EA-VTR: Event-Aware Video-Text Retrieval
Zongyang Ma, Ziqi Zhang, Yuxin Chen, Zhongang Qi, Chunfeng Yuan, Bing Li, Yingmin Luo, Xu Li, Xiaojuan Qi, Ying Shan, Weiming Hu
TL;DR
This work tackles the lack of explicit event content and temporal transitions in web-scale video-text data by introducing Event Content Augmentation (ECA) and Event Temporal Augmentation (ETA) to enrich pre-training corpora. It then presents EA-VTR, a dual-encoder video-text retriever that learns both frame-level event content (ECL) and event temporal transitions (ETL) using a multi-granularity video encoder with Frame [CLS] tokens, trained via Alternating Iteration Training. Empirically, EA-VTR outperforms prior dual-encoder methods on zero-shot and fine-tuned text-to-video retrieval, and demonstrates superior event understanding across Multi-event Video-Text Retrieval, Video Moment Retrieval, and Test of Time, while maintaining high efficiency relative to joint-encoder models. These results highlight the practical impact of explicit event-aware learning for robust video-text alignment and temporal reasoning.
Abstract
Understanding the content of events occurring in the video and their inherent temporal logic is crucial for video-text retrieval.

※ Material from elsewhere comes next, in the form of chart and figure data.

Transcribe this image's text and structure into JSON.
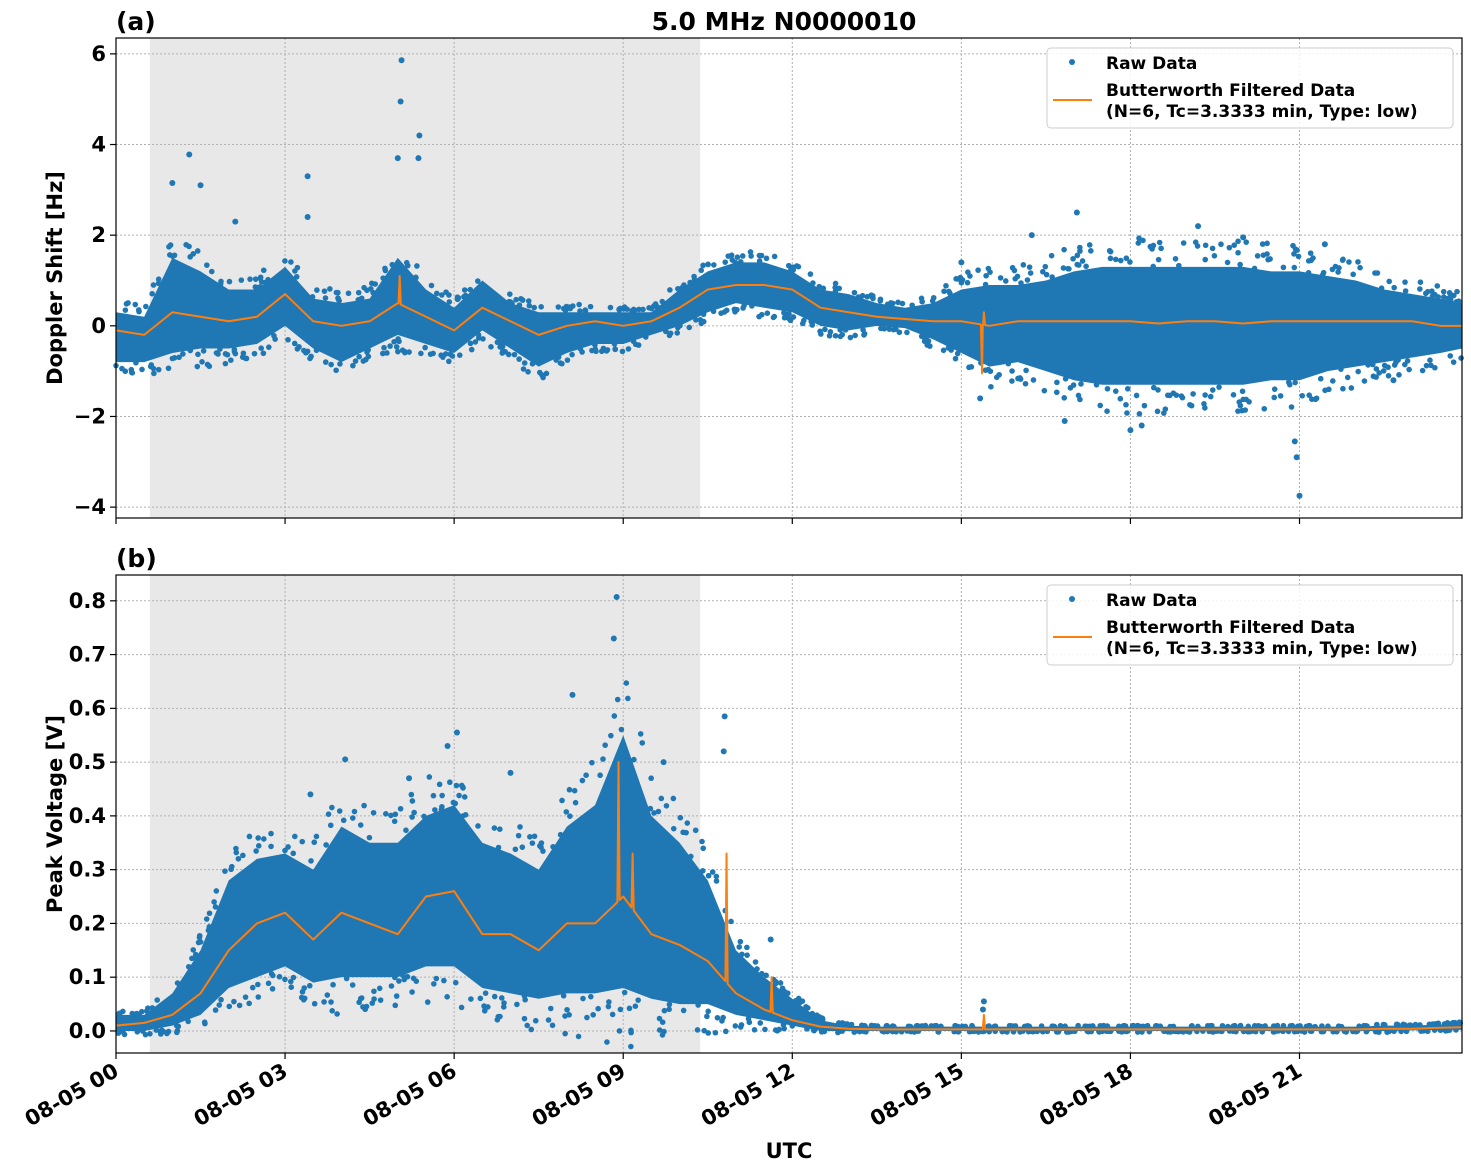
{
  "title": "5.0 MHz N0000010",
  "xlabel": "UTC",
  "colors": {
    "raw": "#1f77b4",
    "filtered": "#ff7f0e",
    "shade": "#e8e8e8",
    "grid": "#b0b0b0"
  },
  "chart_data": [
    {
      "type": "scatter",
      "panel_label": "(a)",
      "ylabel": "Doppler Shift [Hz]",
      "ylim": [
        -4.24,
        6.35
      ],
      "xlim": [
        "08-05 00:00",
        "08-05 23:53"
      ],
      "yticks": [
        6,
        4,
        2,
        0,
        -2,
        -4
      ],
      "ytick_labels": [
        "6",
        "4",
        "2",
        "0",
        "−2",
        "−4"
      ],
      "xticks": [
        "08-05 00:00",
        "08-05 03:00",
        "08-05 06:00",
        "08-05 09:00",
        "08-05 12:00",
        "08-05 15:00",
        "08-05 18:00",
        "08-05 21:00"
      ],
      "xtick_labels": [
        "08-05 00",
        "08-05 03",
        "08-05 06",
        "08-05 09",
        "08-05 12",
        "08-05 15",
        "08-05 18",
        "08-05 21"
      ],
      "grid": true,
      "shaded_span": [
        "08-05 00:36",
        "08-05 10:22"
      ],
      "legend": {
        "placement": "top-right",
        "entries": [
          "Raw Data",
          "Butterworth Filtered Data",
          "(N=6, Tc=3.3333 min, Type: low)"
        ]
      },
      "x": [
        "08-05 00:00",
        "08-05 00:30",
        "08-05 01:00",
        "08-05 01:30",
        "08-05 02:00",
        "08-05 02:30",
        "08-05 03:00",
        "08-05 03:30",
        "08-05 04:00",
        "08-05 04:30",
        "08-05 05:00",
        "08-05 05:30",
        "08-05 06:00",
        "08-05 06:30",
        "08-05 07:00",
        "08-05 07:30",
        "08-05 08:00",
        "08-05 08:30",
        "08-05 09:00",
        "08-05 09:30",
        "08-05 10:00",
        "08-05 10:30",
        "08-05 11:00",
        "08-05 11:30",
        "08-05 12:00",
        "08-05 12:30",
        "08-05 13:00",
        "08-05 13:30",
        "08-05 14:00",
        "08-05 14:30",
        "08-05 15:00",
        "08-05 15:30",
        "08-05 16:00",
        "08-05 16:30",
        "08-05 17:00",
        "08-05 17:30",
        "08-05 18:00",
        "08-05 18:30",
        "08-05 19:00",
        "08-05 19:30",
        "08-05 20:00",
        "08-05 20:30",
        "08-05 21:00",
        "08-05 21:30",
        "08-05 22:00",
        "08-05 22:30",
        "08-05 23:00",
        "08-05 23:30",
        "08-05 23:53"
      ],
      "filtered": [
        -0.1,
        -0.2,
        0.3,
        0.2,
        0.1,
        0.2,
        0.7,
        0.1,
        0.0,
        0.1,
        0.5,
        0.2,
        -0.1,
        0.4,
        0.1,
        -0.2,
        0.0,
        0.1,
        0.0,
        0.1,
        0.4,
        0.8,
        0.9,
        0.9,
        0.8,
        0.4,
        0.3,
        0.2,
        0.15,
        0.1,
        0.1,
        0.0,
        0.1,
        0.1,
        0.1,
        0.1,
        0.1,
        0.05,
        0.1,
        0.1,
        0.05,
        0.1,
        0.1,
        0.1,
        0.1,
        0.1,
        0.1,
        0.0,
        0.0
      ],
      "raw_upper": [
        0.3,
        0.2,
        1.5,
        1.2,
        0.8,
        0.8,
        1.3,
        0.6,
        0.5,
        0.6,
        1.5,
        0.8,
        0.4,
        1.0,
        0.5,
        0.3,
        0.3,
        0.3,
        0.3,
        0.3,
        0.8,
        1.2,
        1.4,
        1.4,
        1.2,
        0.8,
        0.7,
        0.5,
        0.4,
        0.5,
        0.8,
        0.9,
        0.9,
        1.0,
        1.2,
        1.3,
        1.3,
        1.3,
        1.3,
        1.3,
        1.3,
        1.2,
        1.2,
        1.1,
        1.0,
        0.8,
        0.7,
        0.6,
        0.5
      ],
      "raw_lower": [
        -0.8,
        -0.8,
        -0.6,
        -0.5,
        -0.5,
        -0.4,
        0.0,
        -0.5,
        -0.8,
        -0.5,
        -0.2,
        -0.4,
        -0.6,
        -0.1,
        -0.5,
        -0.9,
        -0.6,
        -0.4,
        -0.4,
        -0.2,
        0.0,
        0.3,
        0.5,
        0.4,
        0.3,
        0.0,
        -0.1,
        0.0,
        -0.05,
        -0.3,
        -0.6,
        -0.9,
        -0.8,
        -1.0,
        -1.2,
        -1.3,
        -1.3,
        -1.3,
        -1.3,
        -1.3,
        -1.3,
        -1.2,
        -1.2,
        -1.0,
        -0.9,
        -0.8,
        -0.7,
        -0.6,
        -0.5
      ],
      "raw_outliers": [
        [
          "08-05 01:18",
          3.78
        ],
        [
          "08-05 01:00",
          3.15
        ],
        [
          "08-05 01:30",
          3.1
        ],
        [
          "08-05 02:07",
          2.3
        ],
        [
          "08-05 03:24",
          3.3
        ],
        [
          "08-05 03:24",
          2.4
        ],
        [
          "08-05 05:04",
          5.86
        ],
        [
          "08-05 05:03",
          4.95
        ],
        [
          "08-05 05:00",
          3.7
        ],
        [
          "08-05 05:23",
          4.2
        ],
        [
          "08-05 05:22",
          3.7
        ],
        [
          "08-05 15:20",
          -1.6
        ],
        [
          "08-05 15:00",
          1.4
        ],
        [
          "08-05 16:15",
          2.0
        ],
        [
          "08-05 17:03",
          2.5
        ],
        [
          "08-05 19:12",
          2.2
        ],
        [
          "08-05 18:00",
          -2.3
        ],
        [
          "08-05 18:12",
          -2.2
        ],
        [
          "08-05 16:50",
          -2.1
        ],
        [
          "08-05 20:55",
          -2.55
        ],
        [
          "08-05 20:57",
          -2.9
        ],
        [
          "08-05 21:00",
          -3.75
        ],
        [
          "08-05 21:27",
          1.8
        ],
        [
          "08-05 20:00",
          1.95
        ],
        [
          "08-05 22:40",
          -1.2
        ]
      ],
      "filtered_spikes": [
        [
          "08-05 05:02",
          1.1
        ],
        [
          "08-05 15:22",
          -1.05
        ],
        [
          "08-05 15:24",
          0.3
        ]
      ]
    },
    {
      "type": "scatter",
      "panel_label": "(b)",
      "ylabel": "Peak Voltage [V]",
      "ylim": [
        -0.041,
        0.848
      ],
      "xlim": [
        "08-05 00:00",
        "08-05 23:53"
      ],
      "yticks": [
        0.8,
        0.7,
        0.6,
        0.5,
        0.4,
        0.3,
        0.2,
        0.1,
        0.0
      ],
      "ytick_labels": [
        "0.8",
        "0.7",
        "0.6",
        "0.5",
        "0.4",
        "0.3",
        "0.2",
        "0.1",
        "0.0"
      ],
      "xticks": [
        "08-05 00:00",
        "08-05 03:00",
        "08-05 06:00",
        "08-05 09:00",
        "08-05 12:00",
        "08-05 15:00",
        "08-05 18:00",
        "08-05 21:00"
      ],
      "xtick_labels": [
        "08-05 00",
        "08-05 03",
        "08-05 06",
        "08-05 09",
        "08-05 12",
        "08-05 15",
        "08-05 18",
        "08-05 21"
      ],
      "grid": true,
      "shaded_span": [
        "08-05 00:36",
        "08-05 10:22"
      ],
      "legend": {
        "placement": "top-right",
        "entries": [
          "Raw Data",
          "Butterworth Filtered Data",
          "(N=6, Tc=3.3333 min, Type: low)"
        ]
      },
      "x": [
        "08-05 00:00",
        "08-05 00:30",
        "08-05 01:00",
        "08-05 01:30",
        "08-05 02:00",
        "08-05 02:30",
        "08-05 03:00",
        "08-05 03:30",
        "08-05 04:00",
        "08-05 04:30",
        "08-05 05:00",
        "08-05 05:30",
        "08-05 06:00",
        "08-05 06:30",
        "08-05 07:00",
        "08-05 07:30",
        "08-05 08:00",
        "08-05 08:30",
        "08-05 09:00",
        "08-05 09:30",
        "08-05 10:00",
        "08-05 10:30",
        "08-05 11:00",
        "08-05 11:30",
        "08-05 12:00",
        "08-05 12:30",
        "08-05 13:00",
        "08-05 13:30",
        "08-05 14:00",
        "08-05 14:30",
        "08-05 15:00",
        "08-05 15:30",
        "08-05 16:00",
        "08-05 16:30",
        "08-05 17:00",
        "08-05 17:30",
        "08-05 18:00",
        "08-05 18:30",
        "08-05 19:00",
        "08-05 19:30",
        "08-05 20:00",
        "08-05 20:30",
        "08-05 21:00",
        "08-05 21:30",
        "08-05 22:00",
        "08-05 22:30",
        "08-05 23:00",
        "08-05 23:30",
        "08-05 23:53"
      ],
      "filtered": [
        0.01,
        0.015,
        0.03,
        0.07,
        0.15,
        0.2,
        0.22,
        0.17,
        0.22,
        0.2,
        0.18,
        0.25,
        0.26,
        0.18,
        0.18,
        0.15,
        0.2,
        0.2,
        0.25,
        0.18,
        0.16,
        0.13,
        0.07,
        0.04,
        0.02,
        0.008,
        0.004,
        0.003,
        0.003,
        0.003,
        0.003,
        0.003,
        0.003,
        0.003,
        0.003,
        0.003,
        0.003,
        0.003,
        0.003,
        0.003,
        0.003,
        0.003,
        0.003,
        0.003,
        0.003,
        0.004,
        0.004,
        0.006,
        0.007
      ],
      "raw_upper": [
        0.03,
        0.03,
        0.07,
        0.15,
        0.28,
        0.32,
        0.33,
        0.3,
        0.38,
        0.35,
        0.35,
        0.4,
        0.42,
        0.35,
        0.33,
        0.3,
        0.38,
        0.42,
        0.55,
        0.4,
        0.35,
        0.28,
        0.15,
        0.1,
        0.06,
        0.02,
        0.01,
        0.008,
        0.008,
        0.008,
        0.008,
        0.008,
        0.008,
        0.008,
        0.008,
        0.008,
        0.008,
        0.008,
        0.008,
        0.008,
        0.008,
        0.008,
        0.008,
        0.008,
        0.008,
        0.01,
        0.01,
        0.012,
        0.014
      ],
      "raw_lower": [
        0,
        0,
        0.01,
        0.03,
        0.08,
        0.1,
        0.12,
        0.09,
        0.1,
        0.1,
        0.1,
        0.12,
        0.12,
        0.08,
        0.07,
        0.06,
        0.07,
        0.07,
        0.08,
        0.06,
        0.05,
        0.05,
        0.03,
        0.02,
        0.01,
        0,
        0,
        0,
        0,
        0,
        0,
        0,
        0,
        0,
        0,
        0,
        0,
        0,
        0,
        0,
        0,
        0,
        0,
        0,
        0,
        0,
        0.001,
        0.002,
        0.002
      ],
      "raw_outliers": [
        [
          "08-05 08:53",
          0.807
        ],
        [
          "08-05 08:50",
          0.73
        ],
        [
          "08-05 10:48",
          0.585
        ],
        [
          "08-05 10:47",
          0.52
        ],
        [
          "08-05 08:06",
          0.625
        ],
        [
          "08-05 06:03",
          0.555
        ],
        [
          "08-05 05:53",
          0.53
        ],
        [
          "08-05 04:04",
          0.505
        ],
        [
          "08-05 09:43",
          0.5
        ],
        [
          "08-05 05:12",
          0.47
        ],
        [
          "08-05 07:00",
          0.48
        ],
        [
          "08-05 03:27",
          0.44
        ],
        [
          "08-05 11:37",
          0.17
        ],
        [
          "08-05 15:24",
          0.055
        ],
        [
          "08-05 15:23",
          0.04
        ]
      ],
      "filtered_spikes": [
        [
          "08-05 08:55",
          0.5
        ],
        [
          "08-05 09:10",
          0.33
        ],
        [
          "08-05 10:50",
          0.33
        ],
        [
          "08-05 11:38",
          0.1
        ],
        [
          "08-05 15:24",
          0.03
        ]
      ]
    }
  ]
}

However, web-crawled pre-training datasets often lack sufficient event information, and the widely adopted video-level cross-modal contrastive learning also struggles to capture detailed and complex video-text event alignment. To address these challenges, we make improvements from both data and model perspectives. In terms of pre-training data, we focus on supplementing the missing specific event content and event temporal transitions with the proposed event augmentation strategies. Based on the event-augmented data, we construct a novel Event-Aware Video-Text Retrieval model, ie, EA-VTR, which achieves powerful video-text retrieval ability through superior video event awareness. EA-VTR can efficiently encode frame-level and video-level visual representations simultaneously, enabling detailed event content and complex event temporal cross-modal alignment, ultimately enhancing the comprehensive understanding of video events. Our method not only significantly outperforms existing approaches on multiple datasets for Text-to-Video Retrieval and Video Action Recognition tasks, but also demonstrates superior event content perceive ability on Multi-event Video-Text Retrieval and Video Moment Retrieval tasks, as well as outstanding event temporal logic understanding ability on Test of Time task.